On the ground I found smaller buildings squeezed between the high rises, every meter is dedicated to commerce and traffic. A few temples and shrines were the rare exception. And, much like in Blade Runner, there was an underground, non glitzy world behind the main streets. In a dark passage I found an alley of eateries, small and packed tables on one end, a dense row of food stands on the other side, selling fruit, rice dishes, noodles, hot and cold drinks. I had some OK pad Thai noodles, a bottle of water and an espresso Vietnamese style for 75 THB (€1,84). I was the only non-Thai I spotted, around me the workers of the malls and offices and hotels ate their cheap and tasty traditional lunch. I was very tempted to try a dish at every stand.
The night before I had arrived late, after midnight. The metro was closed and I had to take a cab. In freezing cold temperature the friendly driver raced on huge motorways through skyscraper areas. Advertising and city lights surrounded us, reflecting on the tar wet still from the rain. The hotel I had booked last minute from New Delhi was a chic cocoon, with clean, modern and spacious rooms. Right in front of it stood groups of prostitutes, real girls and some I wasn’t too sure about. As I walked a couple of blocks for a late night hot and spicy noodle soup it was all smiles and hello’s everywhere down the street. On the roadside stood cocktail and food stands along the usual clothes and souvenir shacks. The next morning the street had changed to a clean business people and tourists location, hot and humid. No booze, no hookers. All the time I walked through the streets I wondered if to like it or not. Then I thought of the poverty in India, the hopelessness in the former Soviet countries. Isn’t it better that people buy smart phones, drink iced lattes, drive aircon metros and new Toyotas to their office jobs then the poverty, dirt and lack of perspective on the other side? Thailand rocks!
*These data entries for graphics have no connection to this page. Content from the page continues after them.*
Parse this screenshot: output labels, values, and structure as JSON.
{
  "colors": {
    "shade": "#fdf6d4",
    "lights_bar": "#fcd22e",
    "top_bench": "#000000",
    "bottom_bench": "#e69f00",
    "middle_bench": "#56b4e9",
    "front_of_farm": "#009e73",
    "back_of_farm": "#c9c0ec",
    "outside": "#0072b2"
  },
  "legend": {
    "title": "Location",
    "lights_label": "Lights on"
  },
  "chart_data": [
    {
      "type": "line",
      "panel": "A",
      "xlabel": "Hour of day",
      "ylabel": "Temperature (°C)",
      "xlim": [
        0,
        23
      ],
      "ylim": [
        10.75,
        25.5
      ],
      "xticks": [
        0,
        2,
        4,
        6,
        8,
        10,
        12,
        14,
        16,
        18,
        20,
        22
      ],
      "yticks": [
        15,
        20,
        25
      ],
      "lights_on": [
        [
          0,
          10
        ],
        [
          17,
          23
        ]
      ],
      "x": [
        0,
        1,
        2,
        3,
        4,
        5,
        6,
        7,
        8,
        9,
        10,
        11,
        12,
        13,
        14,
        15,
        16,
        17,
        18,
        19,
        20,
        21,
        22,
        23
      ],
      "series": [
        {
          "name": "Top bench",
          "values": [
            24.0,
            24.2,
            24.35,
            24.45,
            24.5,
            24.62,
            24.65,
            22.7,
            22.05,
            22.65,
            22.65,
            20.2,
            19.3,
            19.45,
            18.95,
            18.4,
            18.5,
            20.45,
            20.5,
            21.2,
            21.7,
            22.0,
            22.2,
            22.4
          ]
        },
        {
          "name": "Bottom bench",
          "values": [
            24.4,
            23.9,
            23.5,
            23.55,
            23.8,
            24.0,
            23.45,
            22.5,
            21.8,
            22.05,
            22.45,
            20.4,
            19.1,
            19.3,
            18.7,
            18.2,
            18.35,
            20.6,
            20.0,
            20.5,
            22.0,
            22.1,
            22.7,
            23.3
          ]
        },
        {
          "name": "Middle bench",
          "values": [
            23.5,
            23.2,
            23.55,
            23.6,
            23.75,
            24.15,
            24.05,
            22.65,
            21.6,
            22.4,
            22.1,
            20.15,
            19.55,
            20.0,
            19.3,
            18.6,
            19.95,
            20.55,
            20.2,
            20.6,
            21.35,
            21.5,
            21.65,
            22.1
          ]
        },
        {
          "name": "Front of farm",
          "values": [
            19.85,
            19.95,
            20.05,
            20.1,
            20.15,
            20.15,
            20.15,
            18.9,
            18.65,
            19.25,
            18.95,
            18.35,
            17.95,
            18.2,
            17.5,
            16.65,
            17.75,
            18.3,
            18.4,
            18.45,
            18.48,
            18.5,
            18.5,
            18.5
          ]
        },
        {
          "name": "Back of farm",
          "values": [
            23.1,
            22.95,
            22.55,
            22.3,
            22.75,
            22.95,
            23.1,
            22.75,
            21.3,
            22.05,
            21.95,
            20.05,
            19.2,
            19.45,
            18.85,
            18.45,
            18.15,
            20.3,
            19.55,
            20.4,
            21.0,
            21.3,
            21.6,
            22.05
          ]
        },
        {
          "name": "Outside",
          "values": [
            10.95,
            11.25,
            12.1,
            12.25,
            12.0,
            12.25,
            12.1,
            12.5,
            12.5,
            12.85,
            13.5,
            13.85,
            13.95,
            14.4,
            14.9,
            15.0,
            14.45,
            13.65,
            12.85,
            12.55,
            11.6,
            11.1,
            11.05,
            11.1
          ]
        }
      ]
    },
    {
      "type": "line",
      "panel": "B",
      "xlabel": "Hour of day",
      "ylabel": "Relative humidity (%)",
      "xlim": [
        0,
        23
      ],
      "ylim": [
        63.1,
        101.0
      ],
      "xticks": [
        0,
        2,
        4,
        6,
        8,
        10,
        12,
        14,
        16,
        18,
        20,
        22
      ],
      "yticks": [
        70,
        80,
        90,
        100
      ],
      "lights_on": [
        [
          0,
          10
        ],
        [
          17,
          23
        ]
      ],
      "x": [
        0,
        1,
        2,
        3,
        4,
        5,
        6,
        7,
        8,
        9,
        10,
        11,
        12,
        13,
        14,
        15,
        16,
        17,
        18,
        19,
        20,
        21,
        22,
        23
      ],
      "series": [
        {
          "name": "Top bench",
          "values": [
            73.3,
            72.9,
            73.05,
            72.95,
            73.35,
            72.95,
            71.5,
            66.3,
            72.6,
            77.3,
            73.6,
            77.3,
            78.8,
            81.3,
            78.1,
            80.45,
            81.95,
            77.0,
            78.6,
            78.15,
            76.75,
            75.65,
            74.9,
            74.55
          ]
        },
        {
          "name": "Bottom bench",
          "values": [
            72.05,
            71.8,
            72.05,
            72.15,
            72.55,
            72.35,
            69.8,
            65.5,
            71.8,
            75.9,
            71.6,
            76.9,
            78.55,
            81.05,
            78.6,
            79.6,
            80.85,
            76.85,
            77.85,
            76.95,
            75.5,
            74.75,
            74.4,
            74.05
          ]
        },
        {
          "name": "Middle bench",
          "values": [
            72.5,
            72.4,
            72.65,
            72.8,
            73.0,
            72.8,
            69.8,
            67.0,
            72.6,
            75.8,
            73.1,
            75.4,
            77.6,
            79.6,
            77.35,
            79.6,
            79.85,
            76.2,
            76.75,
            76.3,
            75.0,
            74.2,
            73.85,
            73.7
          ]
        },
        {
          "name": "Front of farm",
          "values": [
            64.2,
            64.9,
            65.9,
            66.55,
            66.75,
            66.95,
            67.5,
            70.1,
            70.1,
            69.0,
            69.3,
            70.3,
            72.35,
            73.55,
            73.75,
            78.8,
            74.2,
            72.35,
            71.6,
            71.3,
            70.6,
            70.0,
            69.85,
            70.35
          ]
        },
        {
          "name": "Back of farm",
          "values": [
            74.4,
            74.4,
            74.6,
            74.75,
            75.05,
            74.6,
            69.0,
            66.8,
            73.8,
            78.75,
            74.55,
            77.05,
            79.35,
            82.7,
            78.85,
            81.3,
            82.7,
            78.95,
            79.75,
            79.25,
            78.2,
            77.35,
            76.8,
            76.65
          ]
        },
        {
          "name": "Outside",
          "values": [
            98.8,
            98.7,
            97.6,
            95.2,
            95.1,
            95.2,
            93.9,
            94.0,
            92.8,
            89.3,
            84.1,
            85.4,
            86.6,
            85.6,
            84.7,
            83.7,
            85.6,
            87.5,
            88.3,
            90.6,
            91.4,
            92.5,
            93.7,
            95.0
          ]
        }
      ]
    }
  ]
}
Bangkok is full of strange westerners. I mean, there are many people from the western world, but among them the percentage of bizarre characters is far above the average at home. Bad dressed tourists, white skin galore, ugly old men, many of them holding hands with thai girls or boys, dyed hair either true or wig, overweight people. It is one of the few places I can think of where the mostly female international shopping crowd was a relief to see, because it remembered me that not all tourist are spooky. Before taking off for the airport after this short intermezzo, I dried down the sweat in the hotel lobby. The daily dose of monsoon rain had just stopped pouring down on the street. While I checked my emails, a western guy walked into the lobby, followed by a skinny Thai girl on high heels. They disappeared into the elevator. The bell boys didn’t bat an eye. I remembered I had seen booze, snacks and sealed condoms on top of the fridge last night in my room. And I thought I had booked a decent place! Time to get out.